The LA-based performance and installation artist has become known for weaving together whispers, screams, political speeches, the music of Tamia and Tina Turner, and even the sounds of cats and dogs in an expansive art practice that takes its inspiration from the dazzling spectacle of commercial live music performance. Rupturing spectacle, Gale’s work lies in breaking things down into their constitutive parts, retaining some recognizable elements of performative experience and eschewing others in favor of something uncanny, yet familiar.

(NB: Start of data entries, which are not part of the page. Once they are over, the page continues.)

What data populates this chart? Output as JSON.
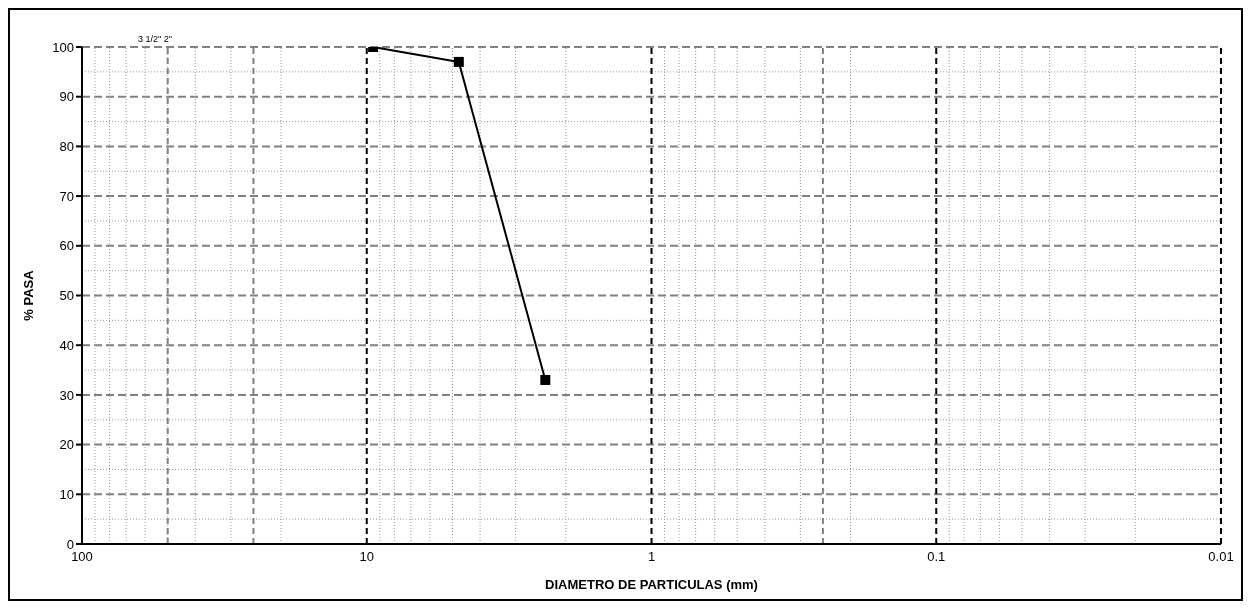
{
  "chart_data": {
    "type": "line",
    "xlabel": "DIAMETRO  DE  PARTICULAS (mm)",
    "ylabel": "% PASA",
    "x": [
      9.5,
      4.75,
      2.36
    ],
    "series": [
      {
        "color": "#000000",
        "values": [
          100,
          97,
          33
        ]
      }
    ],
    "xlim": [
      100,
      0.01
    ],
    "xticks": [
      100,
      10,
      1,
      0.1,
      0.01
    ],
    "ylim": [
      0,
      100
    ],
    "yticks": [
      0,
      10,
      20,
      30,
      40,
      50,
      60,
      70,
      80,
      90,
      100
    ],
    "log": "x",
    "grid": true,
    "marker": "square",
    "line_style": "solid",
    "ref_lines": [
      {
        "axis": "x",
        "value": 50,
        "color": "#808080",
        "line_style": "dashed"
      },
      {
        "axis": "x",
        "value": 25,
        "color": "#808080",
        "line_style": "dashed"
      },
      {
        "axis": "x",
        "value": 0.25,
        "color": "#808080",
        "line_style": "dashed"
      }
    ],
    "annotations": [
      "3 1/2\"  2\""
    ]
  }
}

Take Gale’s performance, AUDIENCING, which debuted at MoMA PS1 in February 2020. It inverted nearly every preconceived notion of what constitutes live music performance: the audience became the focus as everyone sat facing each other in a circle of chairs. Instead of a performer, a sound system played a program of bent and amplified pop sounds. Searing stage lights careened around the room underneath the vaulted metal armature of a large commercially-produced stage, creating an atmosphere that blended elements both familiar and strange. According to Gale, each performance felt different depending on who was there and being in the room transformed into something more than spectatorship. As the artist wielded sound, light, duration, and intensity to craft a scenario ripe for a rapid, continuous exchange between attention, performativity, power, and control, viewers became active “audiencers.” For in Gale’s sonic universe, you’re just as likely to find yourself underneath, within, or as part of a stage as in front of one.
Next month, Gale will continue the work of creating carefully-crafted spectacle with OTHER SEASONS, the artist’s first live performance featuring musicians, set to debut on November 4 at the 2023 Performa Biennial in New York City. In it, Gale will play with noise and silence, distance and closeness, describing the commission as one that will “manipulat[e] the audience’s felt experience of space using volume.”